IFM gains cash boost to uncover new uses for recycled materials

Two Institute for Frontier Materials projects to develop new uses for recycled waste have received close to $500,000 thanks to the Victorian Government’s Circular Economy Markets Fund.

Twenty projects across Victoria took a share of the $4.9 million fund, which is being distributed by Sustainability Victoria to support research institutes, industry and business to develop and commercialise new uses for recycled materials.

IFM’s first project, which received $284,553, will produce particles from textile waste and investigate a range of applications including pigments for printing/colouring textiles, vegan leather, and art.

Lead researcher Associate Professor Rangam Rajkhowa said his team’s project had the potential to divert coloured textile waste from landfill and activate new ways to use large volumes of recycled textiles. Approximately 100 million tonnes of textiles end up in landfill around the world, of which about 800,000 tonnes are in Australia. The project will run out of the new ARC Research Hub for Future Fibres that is based at IFM.

‘This project is based on our concept which received the H&M Foundation Global Change Award in 2017,’ Assoc. Prof. Rajkhowa said.

‘What we found was the particles produced from textile waste segregated by colour can be potentially used for a range of applications. This included pigments for printing/colouring textiles, vegan leather, and also to create art.’

Assoc. Prof. Rajkhowa and his team will explore cost effective ways to engineer particles with different properties using a range of textile waste.

‘We hope to demonstrate benefit to both the economy and the environment,” he said. “This simple but powerful approach could address the huge challenges of recycling textiles due to complexities of different colours, fibres and blends.’

The second project, which will receive $202,000, will demonstrate how used polypropylene paint containers, a difficult to recycle waste stream, can be recycled into functional and economically viable products.

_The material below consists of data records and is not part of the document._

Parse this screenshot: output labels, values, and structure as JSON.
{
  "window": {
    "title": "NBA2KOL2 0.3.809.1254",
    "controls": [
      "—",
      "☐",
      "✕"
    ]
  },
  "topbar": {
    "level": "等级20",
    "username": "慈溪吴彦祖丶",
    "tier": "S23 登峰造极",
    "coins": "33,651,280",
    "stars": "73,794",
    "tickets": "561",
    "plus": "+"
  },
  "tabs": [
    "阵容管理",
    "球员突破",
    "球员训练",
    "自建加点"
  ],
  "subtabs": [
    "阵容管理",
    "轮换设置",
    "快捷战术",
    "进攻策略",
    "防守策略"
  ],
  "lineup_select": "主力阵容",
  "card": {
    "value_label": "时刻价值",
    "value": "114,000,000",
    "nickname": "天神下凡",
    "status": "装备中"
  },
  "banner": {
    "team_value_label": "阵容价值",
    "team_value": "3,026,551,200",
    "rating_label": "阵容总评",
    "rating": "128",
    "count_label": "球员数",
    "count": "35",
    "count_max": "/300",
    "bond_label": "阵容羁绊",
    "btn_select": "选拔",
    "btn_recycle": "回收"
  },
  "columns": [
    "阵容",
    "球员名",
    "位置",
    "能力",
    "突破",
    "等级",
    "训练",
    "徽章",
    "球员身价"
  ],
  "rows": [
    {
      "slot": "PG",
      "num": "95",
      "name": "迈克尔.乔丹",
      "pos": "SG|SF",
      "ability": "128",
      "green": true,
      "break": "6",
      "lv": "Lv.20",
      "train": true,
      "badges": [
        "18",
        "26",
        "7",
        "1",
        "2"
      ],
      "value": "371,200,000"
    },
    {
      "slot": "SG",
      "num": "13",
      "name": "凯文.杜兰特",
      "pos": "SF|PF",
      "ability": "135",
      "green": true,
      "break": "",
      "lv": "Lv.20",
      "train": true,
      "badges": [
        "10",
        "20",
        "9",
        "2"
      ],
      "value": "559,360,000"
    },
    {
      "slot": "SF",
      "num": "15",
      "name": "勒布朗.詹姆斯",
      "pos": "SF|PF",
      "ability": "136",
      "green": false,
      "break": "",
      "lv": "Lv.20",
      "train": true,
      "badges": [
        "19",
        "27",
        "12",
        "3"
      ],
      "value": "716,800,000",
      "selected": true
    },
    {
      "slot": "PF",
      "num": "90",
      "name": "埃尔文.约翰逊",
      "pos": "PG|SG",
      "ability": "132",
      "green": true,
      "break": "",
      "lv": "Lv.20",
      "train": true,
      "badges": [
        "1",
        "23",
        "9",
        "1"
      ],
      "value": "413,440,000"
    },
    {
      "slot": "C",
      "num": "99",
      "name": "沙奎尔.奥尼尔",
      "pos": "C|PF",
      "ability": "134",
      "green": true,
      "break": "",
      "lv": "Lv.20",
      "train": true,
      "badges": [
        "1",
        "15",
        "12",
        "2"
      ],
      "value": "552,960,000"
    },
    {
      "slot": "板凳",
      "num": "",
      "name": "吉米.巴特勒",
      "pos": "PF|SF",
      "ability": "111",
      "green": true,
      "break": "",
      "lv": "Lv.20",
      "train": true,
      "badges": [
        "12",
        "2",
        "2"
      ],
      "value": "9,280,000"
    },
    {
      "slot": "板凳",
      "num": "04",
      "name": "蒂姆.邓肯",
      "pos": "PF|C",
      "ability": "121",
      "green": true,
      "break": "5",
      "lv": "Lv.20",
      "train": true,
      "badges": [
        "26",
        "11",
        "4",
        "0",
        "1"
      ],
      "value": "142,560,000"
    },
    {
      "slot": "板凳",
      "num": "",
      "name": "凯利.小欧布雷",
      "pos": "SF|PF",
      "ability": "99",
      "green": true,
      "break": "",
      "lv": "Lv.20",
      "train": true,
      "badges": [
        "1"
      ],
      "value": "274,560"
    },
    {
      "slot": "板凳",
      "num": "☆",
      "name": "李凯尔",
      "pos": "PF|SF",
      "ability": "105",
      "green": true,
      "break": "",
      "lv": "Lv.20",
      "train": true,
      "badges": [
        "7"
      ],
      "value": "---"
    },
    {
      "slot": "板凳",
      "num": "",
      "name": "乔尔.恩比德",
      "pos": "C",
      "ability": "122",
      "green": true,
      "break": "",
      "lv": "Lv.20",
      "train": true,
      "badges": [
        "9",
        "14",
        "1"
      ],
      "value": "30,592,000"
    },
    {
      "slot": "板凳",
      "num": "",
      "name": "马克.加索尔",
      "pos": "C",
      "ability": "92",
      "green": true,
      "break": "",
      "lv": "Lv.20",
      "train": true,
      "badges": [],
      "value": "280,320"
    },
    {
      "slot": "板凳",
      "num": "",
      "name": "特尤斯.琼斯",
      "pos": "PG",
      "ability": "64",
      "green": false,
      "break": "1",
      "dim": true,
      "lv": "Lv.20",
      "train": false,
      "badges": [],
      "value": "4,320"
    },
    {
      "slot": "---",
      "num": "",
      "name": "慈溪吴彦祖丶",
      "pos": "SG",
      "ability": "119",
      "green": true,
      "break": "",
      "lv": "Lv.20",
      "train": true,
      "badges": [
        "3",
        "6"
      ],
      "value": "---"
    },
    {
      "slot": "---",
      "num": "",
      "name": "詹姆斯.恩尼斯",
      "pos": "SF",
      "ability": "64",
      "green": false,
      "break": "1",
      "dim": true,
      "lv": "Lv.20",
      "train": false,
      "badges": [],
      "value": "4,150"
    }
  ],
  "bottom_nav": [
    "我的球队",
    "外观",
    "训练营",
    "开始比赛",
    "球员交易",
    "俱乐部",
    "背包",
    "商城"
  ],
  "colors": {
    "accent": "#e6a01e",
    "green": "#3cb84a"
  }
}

The project will be led by Professor of Composite Materials Russell Varley and Dr Jane Zhang, who are both based at IFM’s Carbon Nexus facility.

‘Post-consumer polypropylene paint containers are a major source of plastic waste that are difficult to recycle efficiently and economically because they are highly contaminated with residual dried paint and other inorganic ingredients,’ Prof. Varley said.

‘This project will demonstrate that this waste stream can indeed be recycled and transformed into functional and economically viable products, extending service life and imparting value into waste plastic.

‘Furthermore, this project will divert waste from landfill and waterways helping to create a cleaner environment for all Victorians.’